China, India and Food Prices

Well, what a year has it been! Begin January 2009, and foreign investors were ready to pull out money, de-leveraging their positions, going into their shells. Everyone was "playing safe", and money was becoming expensive, and scarce. To counter that, interest rates were lowered, bail outs were carried out, and in what scale. Then, as money became cheaper, it became abundant, "in every rich man's pocket". That money was cheap, borrowed at dirt cheap interest rates. When money becomes cheap, it goes places- it goes everywhere. One of the places it went, was commodities. Food prices soared, with a definite support (in India- the debated MSP) And the double whammy was bad monsoons.

The bad, and irregular monsoons meant less supply to a hungry lot of a billion people in India. Food prices were going to increase, as indicated by their futures- and they did. Now, India is talking about importing food items. That has the capacity to send enough speculation in the international market to keep the prices up. The price elasticity itself has been tampered with. Oh, and did the farmer benefit? No. They had not much to sell- well, most of them didn't. Their crops were doomed, and on a lighter note, so was deflation in food prices! And of course, that did not and will not save the economy! It has been lack of supply, and so it should be increased supply that would solve the problem. But then, when the economy improves and starts creating jobs at a faster rate, when the purchasing power of more than a billion people in India and roughly two billion people in China increase, they would certainly buy more food- that is sufficient for them, or more than sufficient for them. And when the per capita food/related consumption reaches the level of USA, that would send the food prices flying into the never ending sky. This can only be softened by a proportionate increase in food supply- and both the countries become self sufficient. In other words, a Malthusian catastrophe has to be averted.

Then comes China, and its obsession with a weaker yuan. There are two cases here- either China lets the yuan appreciate against the dollar, or it maintains status quo. In the first case, China would start offloading its US Treasury portfolio (if it gets irritated!), and start selling the dollar. When that would happen, interest rates would have to go up- but when there is an already large amount of cheap money lying around, that wouldn't make much of a difference. The size of the cycle, as we say, would increase, and the next bubble would be humongous. That would be due to the second chance given to a failed US-styled free movement of funds, in the same tax havens, and more liberty to greedy punters in the commodities futures, and more expensive food. But then, in a capitalist economy, people argue, this is good. But then, China has to let things be, freely, free. The economy at its core is a free economy, which takes care of itself.
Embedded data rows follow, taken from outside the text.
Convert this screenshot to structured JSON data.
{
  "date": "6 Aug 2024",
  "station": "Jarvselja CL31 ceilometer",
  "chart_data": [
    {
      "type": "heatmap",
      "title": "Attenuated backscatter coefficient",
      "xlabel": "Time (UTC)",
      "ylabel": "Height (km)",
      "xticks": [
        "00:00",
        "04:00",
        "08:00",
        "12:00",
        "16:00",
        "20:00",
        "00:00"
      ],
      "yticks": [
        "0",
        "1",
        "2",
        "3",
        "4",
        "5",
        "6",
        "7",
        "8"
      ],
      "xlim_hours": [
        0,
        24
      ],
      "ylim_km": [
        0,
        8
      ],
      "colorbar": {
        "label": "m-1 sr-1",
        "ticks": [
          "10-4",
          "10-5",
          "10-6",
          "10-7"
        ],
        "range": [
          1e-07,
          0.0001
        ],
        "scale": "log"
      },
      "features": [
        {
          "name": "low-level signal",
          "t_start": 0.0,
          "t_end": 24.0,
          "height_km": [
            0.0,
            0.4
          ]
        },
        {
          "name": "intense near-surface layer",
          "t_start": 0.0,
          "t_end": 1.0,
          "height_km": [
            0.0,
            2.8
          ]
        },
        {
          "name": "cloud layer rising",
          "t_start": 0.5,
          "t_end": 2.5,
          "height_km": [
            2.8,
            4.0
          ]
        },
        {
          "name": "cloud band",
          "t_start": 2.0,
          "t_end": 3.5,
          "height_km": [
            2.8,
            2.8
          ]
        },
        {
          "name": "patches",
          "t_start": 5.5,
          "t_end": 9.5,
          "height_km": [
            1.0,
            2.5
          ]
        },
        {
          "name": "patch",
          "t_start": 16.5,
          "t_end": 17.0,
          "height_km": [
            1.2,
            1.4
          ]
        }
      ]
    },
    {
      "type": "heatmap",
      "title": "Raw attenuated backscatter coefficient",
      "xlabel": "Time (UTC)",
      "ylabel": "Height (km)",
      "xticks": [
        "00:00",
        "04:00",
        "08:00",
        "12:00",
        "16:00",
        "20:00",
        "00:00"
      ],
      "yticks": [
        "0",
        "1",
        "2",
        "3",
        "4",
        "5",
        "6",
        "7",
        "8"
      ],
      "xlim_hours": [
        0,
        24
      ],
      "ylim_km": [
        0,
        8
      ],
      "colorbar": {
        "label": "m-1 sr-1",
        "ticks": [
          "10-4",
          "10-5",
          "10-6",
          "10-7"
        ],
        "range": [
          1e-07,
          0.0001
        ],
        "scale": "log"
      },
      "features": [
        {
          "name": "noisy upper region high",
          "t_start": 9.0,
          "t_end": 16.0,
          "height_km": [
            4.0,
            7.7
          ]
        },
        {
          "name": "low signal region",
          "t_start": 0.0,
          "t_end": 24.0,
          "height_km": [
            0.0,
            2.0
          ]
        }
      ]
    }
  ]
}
In the second case, if China maintains status quo- which it shouldn't, the dollar remains strong when it shouldn't. China has that "geopolitical" advantage, which it really doesn't, and it continues to spoil the world markets with its cheaper substitutes. This has to phase out quickly, if equitable distribution of global wealth has to ensue. Now, if China has been a gainer, it has to show it in its currency as US did. And, the world has to stop thinking about things as they used to be and start thinking about what they will be in the future. China can be the new US, with its large trade surplus, if it follows true capitalist rules (which i doubt), and Shanghai is allowed to become a financial center like New York, with lesser constraints. But then, that takes time, and a lot of stomach to change ideologies. China has to care for its billions, and it's doing that all right, in the left way, which is the wrong way!

To sum it all, food prices are going to remain high, if the supply side is not taken care of- which would be very difficult in the long term because of the Malthusian catastrophe. The purchasing power has to increase, along with employment in the emerging markets. The focus in the next decade would be seen to shift from the US and the Euro zone to Asia and South America, with the capitalist American's help.